Mina and Natively are both AI meeting assistants for recording, transcription, and summaries, compared here on pricing, features, and workflow fit. Mina: An AI meeting assistant that joins calls as a participant and can respond, take actions, and update connected tools live during the conversation. Natively: A free, open-source desktop AI meeting assistant offering real-time transcription, structured notes, and on-call answers with local processing and bring-your-own-key support. They overlap on ai-meeting-assistants, so the right pick depends on team size, budget, and which meeting workflows you automate.
For ai-meeting-assistants workflows, shortlist Mina when providing live discovery support and updating the crm during sales calls matters most, and Natively when capturing real-time transcripts and structured notes from calls without a visible bot matters most.
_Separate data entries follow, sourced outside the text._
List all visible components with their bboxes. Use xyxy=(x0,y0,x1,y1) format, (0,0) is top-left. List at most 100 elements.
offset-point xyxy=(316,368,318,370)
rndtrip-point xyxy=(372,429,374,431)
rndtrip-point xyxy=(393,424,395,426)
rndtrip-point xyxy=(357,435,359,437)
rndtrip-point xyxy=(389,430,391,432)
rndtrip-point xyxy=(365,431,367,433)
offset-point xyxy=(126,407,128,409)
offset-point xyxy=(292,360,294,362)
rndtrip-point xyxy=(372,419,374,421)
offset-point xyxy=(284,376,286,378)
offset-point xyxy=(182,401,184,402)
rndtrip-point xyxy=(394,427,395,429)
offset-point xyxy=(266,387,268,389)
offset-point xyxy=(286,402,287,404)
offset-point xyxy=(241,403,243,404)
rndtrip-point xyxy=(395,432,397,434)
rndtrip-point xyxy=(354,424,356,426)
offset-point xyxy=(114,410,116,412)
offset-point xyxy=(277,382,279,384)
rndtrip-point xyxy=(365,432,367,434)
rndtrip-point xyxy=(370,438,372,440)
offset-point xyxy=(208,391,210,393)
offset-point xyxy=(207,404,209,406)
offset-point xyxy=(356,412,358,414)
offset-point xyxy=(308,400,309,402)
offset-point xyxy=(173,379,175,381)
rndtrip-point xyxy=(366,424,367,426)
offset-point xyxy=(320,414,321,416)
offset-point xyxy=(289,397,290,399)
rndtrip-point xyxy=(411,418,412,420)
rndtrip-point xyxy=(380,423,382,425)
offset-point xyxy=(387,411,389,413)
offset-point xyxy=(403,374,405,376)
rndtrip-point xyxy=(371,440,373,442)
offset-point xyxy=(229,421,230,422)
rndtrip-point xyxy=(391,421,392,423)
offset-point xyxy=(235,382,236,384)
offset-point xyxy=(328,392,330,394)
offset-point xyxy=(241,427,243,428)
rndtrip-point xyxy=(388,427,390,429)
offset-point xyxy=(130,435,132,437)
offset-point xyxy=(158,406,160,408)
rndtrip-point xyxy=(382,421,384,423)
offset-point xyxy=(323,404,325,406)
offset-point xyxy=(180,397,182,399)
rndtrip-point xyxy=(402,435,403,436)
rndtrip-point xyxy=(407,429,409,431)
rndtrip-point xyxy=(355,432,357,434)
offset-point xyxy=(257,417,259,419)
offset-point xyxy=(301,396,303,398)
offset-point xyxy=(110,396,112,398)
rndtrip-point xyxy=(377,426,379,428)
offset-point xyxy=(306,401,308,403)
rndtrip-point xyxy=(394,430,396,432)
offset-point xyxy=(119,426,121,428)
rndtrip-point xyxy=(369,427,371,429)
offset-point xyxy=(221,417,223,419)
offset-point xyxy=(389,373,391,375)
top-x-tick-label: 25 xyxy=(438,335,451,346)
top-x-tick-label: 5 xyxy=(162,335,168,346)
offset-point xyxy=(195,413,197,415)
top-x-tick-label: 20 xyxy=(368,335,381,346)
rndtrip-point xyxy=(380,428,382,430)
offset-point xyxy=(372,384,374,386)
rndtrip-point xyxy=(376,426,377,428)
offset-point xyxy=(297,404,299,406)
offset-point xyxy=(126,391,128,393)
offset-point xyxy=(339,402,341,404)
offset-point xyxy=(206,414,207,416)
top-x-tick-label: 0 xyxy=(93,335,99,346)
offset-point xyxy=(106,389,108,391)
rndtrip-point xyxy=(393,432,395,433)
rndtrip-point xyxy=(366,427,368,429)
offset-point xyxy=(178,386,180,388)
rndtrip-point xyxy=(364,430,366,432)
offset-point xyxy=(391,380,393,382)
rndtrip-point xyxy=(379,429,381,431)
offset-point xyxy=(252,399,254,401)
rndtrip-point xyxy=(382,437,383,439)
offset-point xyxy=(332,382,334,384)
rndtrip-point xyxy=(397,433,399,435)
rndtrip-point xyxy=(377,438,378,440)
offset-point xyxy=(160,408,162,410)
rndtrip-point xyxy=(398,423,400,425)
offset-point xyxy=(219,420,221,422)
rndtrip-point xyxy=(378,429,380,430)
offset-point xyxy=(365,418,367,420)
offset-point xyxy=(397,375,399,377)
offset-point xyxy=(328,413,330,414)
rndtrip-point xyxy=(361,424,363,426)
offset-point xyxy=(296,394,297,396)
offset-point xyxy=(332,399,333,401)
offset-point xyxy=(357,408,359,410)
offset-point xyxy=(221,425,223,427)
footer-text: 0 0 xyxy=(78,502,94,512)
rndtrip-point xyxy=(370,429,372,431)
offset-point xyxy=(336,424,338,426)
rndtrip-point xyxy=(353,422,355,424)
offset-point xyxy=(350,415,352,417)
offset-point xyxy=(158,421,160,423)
Both record across Zoom, Google Meet, and Microsoft Teams; trial each on real meetings before committing.
An AI meeting assistant that joins calls as a participant and can respond, take actions, and update connected tools live during the conversation.
Cross-meeting memory and configurable assistant rolesIntegrations with Slack, HubSpot, Salesforce, Jira, Notion, Linear, and GitHubJoins Google Meet, Zoom, and Teams as an active participant
A free, open-source desktop AI meeting assistant offering real-time transcription, structured notes, and on-call answers with local processing and bring-your-own-key support.
Bring-your-own-key support for Gemini, OpenAI, Claude, and GroqFully local/offline option through Ollama with local data storage by defaultOn-demand AI assist via keyboard shortcut during calls
Mina is a free tier with paid upgrades (freemium); Natively is a free tier with paid upgrades (freemium). Always confirm current pricing on each vendor's site before buying.
Joins Google Meet, Zoom, and Teams as an active participant
Real-time transcription with a low-latency Rust-based audio pipeline
Standout feature
Reactive (wake-phrase) and proactive (always-on) operating modes
Structured, searchable meeting notes with action items and decisions
Team usage
Live generation of summaries, proposals, action items, and follow-ups
On-demand AI assist via keyboard shortcut during calls
Integrations
Real-time CRM and workflow updates to connected tools
Bring-your-own-key support for Gemini, OpenAI, Claude, and Groq
Languages & capture
Cross-meeting memory and configurable assistant roles
Fully local/offline option through Ollama with local data storage by default
Best-fit workflow
Integrations with Slack, HubSpot, Salesforce, Jira, Notion, Linear, and GitHub
Works alongside Zoom, Google Meet, and Microsoft Teams without a visible bot
Best for
Mina
Choose Mina if you need providing live discovery support and updating the crm during sales calls — strengths include acts during the meeting rather than only producing notes afterward.
Natively
Choose Natively if you need capturing real-time transcripts and structured notes from calls without a visible bot — strengths include free and open source with active development.
Pros & cons
Mina
+ Acts during the meeting rather than only producing notes afterward
+ Wide range of integrations for CRM and project-tool updates
- Joins as a visible participant, so it is not a bot-free or stealth option
Natively
+ Free and open source with active development
+ Can run entirely offline and store data locally for privacy
- Cloud models require user-supplied API keys and incur external usage costs
FAQ
Is Mina or Natively better for AI meeting notes?
It depends on your workflow. Mina is strong for providing live discovery support and updating the crm during sales calls, while Natively is strong for capturing real-time transcripts and structured notes from calls without a visible bot. Both transcribe and summarize meetings.
How do Mina and Natively compare on price?
Mina is a free tier with paid upgrades and Natively is a free tier with paid upgrades. Check each vendor's pricing page for the latest plans and free-tier limits.
Can I use both Mina and Natively?
Yes. Many teams run more than one meeting assistant when the workflows are complementary and the budget is justified.